Occidental Northwest Pilsner

5% ABV

Occidental Brewing collaborated with their friends in New Zealand, Hollingbery And Son Hops, on this latest installment of their Northwest Pilsner Series, following in the bootsteps of Baerlic Brewing, Heater Allen, Buoy Beer, Foreland, Level, Von Ebert, Kulshan Brewing and others. Yes, Hollingbery And Son aren’t located in the Pacific Northwest, and the main hop in the pilsner, Pacific, is a New Zealand product, but the Portland brewery IS located in the Northwest, so let’s move on to the pilsner’s mild tropical accent and earthy, clean taste.

Moonraker Dry Hop Pils

5% ABV

Moonraker Brewing Co. opened in 2016 in the same Auburn, California industrial park as Knee Deep Brewing, and was later honored as the ninth-best new brewery in the world by RateBeer, a resource for craft beer enthusiasts. Their Dry Hop Pils is a deliciously crisp, yet not overtly light, hop-forward pilsner made with Admiral Pils malt and Motueka hops. Expect a bitter finish that’s rounded out with mild fruit notes of lychee and melon.

Kulshan Plank Brothers

5.2% ABV

Kulshan Brewing’s Pilsner won Peaks & Pints Tournament of Beer: Northwest Pilsners in the spring of 2019. Kulshan’s Pilsner beat 63 other Northwest brewed pilsners to take home the championship trophy. The pilsner experts brewed another pilsner, this time with the help of The North Fork Brewery in Deming, Washington, east of Kulshan’s Bellingham locations.
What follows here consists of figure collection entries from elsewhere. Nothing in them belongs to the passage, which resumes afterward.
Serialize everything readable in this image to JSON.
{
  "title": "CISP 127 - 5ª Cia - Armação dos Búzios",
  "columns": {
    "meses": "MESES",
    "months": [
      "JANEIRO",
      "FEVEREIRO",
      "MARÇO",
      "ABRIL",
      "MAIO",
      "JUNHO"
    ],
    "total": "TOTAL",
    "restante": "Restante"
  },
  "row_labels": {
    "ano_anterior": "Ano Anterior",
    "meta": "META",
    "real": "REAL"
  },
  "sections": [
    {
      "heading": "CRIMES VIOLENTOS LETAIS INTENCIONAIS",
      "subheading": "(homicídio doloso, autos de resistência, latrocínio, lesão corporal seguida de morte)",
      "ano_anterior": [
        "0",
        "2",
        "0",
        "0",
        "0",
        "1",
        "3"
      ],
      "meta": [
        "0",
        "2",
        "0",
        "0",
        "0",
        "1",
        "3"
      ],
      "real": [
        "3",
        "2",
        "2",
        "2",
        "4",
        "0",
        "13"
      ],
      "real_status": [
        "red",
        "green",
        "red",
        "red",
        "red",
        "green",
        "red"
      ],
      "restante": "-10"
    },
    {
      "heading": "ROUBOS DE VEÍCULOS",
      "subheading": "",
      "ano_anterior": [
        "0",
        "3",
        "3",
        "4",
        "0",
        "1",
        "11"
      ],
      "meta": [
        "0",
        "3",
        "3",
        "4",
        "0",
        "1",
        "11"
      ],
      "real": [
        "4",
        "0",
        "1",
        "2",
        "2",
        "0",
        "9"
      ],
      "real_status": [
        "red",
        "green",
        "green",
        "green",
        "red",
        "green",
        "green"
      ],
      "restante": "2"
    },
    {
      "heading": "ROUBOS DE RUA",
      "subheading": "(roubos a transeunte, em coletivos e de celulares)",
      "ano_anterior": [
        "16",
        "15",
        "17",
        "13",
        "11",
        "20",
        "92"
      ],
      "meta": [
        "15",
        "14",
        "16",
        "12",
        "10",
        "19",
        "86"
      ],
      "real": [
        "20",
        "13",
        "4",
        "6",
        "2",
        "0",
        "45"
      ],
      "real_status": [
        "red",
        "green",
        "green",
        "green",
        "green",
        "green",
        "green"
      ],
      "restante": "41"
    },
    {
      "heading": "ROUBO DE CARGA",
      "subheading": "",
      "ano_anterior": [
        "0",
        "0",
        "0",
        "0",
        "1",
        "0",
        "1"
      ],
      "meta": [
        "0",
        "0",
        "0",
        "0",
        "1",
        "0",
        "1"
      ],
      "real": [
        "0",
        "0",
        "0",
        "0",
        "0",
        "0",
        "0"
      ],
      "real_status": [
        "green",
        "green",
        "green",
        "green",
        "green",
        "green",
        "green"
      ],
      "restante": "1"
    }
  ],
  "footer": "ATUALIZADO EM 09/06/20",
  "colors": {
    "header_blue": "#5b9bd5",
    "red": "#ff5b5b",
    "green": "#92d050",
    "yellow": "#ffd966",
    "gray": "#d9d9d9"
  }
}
Their Plank Brothers Pilsner offers crisp malt notes and a spicy, floral hop bouquet accentuated by citrus and red berry notes, thanks to Ariana, Saphir, Belma, and Lotus hops.

Holy Mountain Drinking The Cup of Judgment

5.4% ABV

Holy Mountain Brewing Drinking The Cup of Judgment is a hoppy pilsner brewed with German Pilsner and Chit malt and hopped throughout with Spalter Select, Styrian Golding, and Galaxy before lagering for over a month at near freezing temperatures. This beer is hoppy yet well rounded and refreshing.

Pelican Superswell Double Swell

7.4% ABV, 60 IBU

An undersea volcano erupted in spectacular fashion near the Pacific nation of Tonga on Saturday, sending large tsunami waves crashing across the shore and people rushing to higher ground. A tsunami advisory in is effect for the West Coast, including Oregon and Washington. The National Oceanic and Atmospheric Administration expects initial 1- to 3-foot waves will meet the Oregon Coast between 8 and 9 a.m., where the four Pelican breweries and brewpubs sit. Our guess Pelican Brewing’s Superswell Double Pilsner will be their most popular beer today. Hopefully people will enjoy the spicy and herbal notes, toasty biscuit flavor, and assertive, clean bitter beachside instead Oregon higher ground, although evacuation isn’t advised.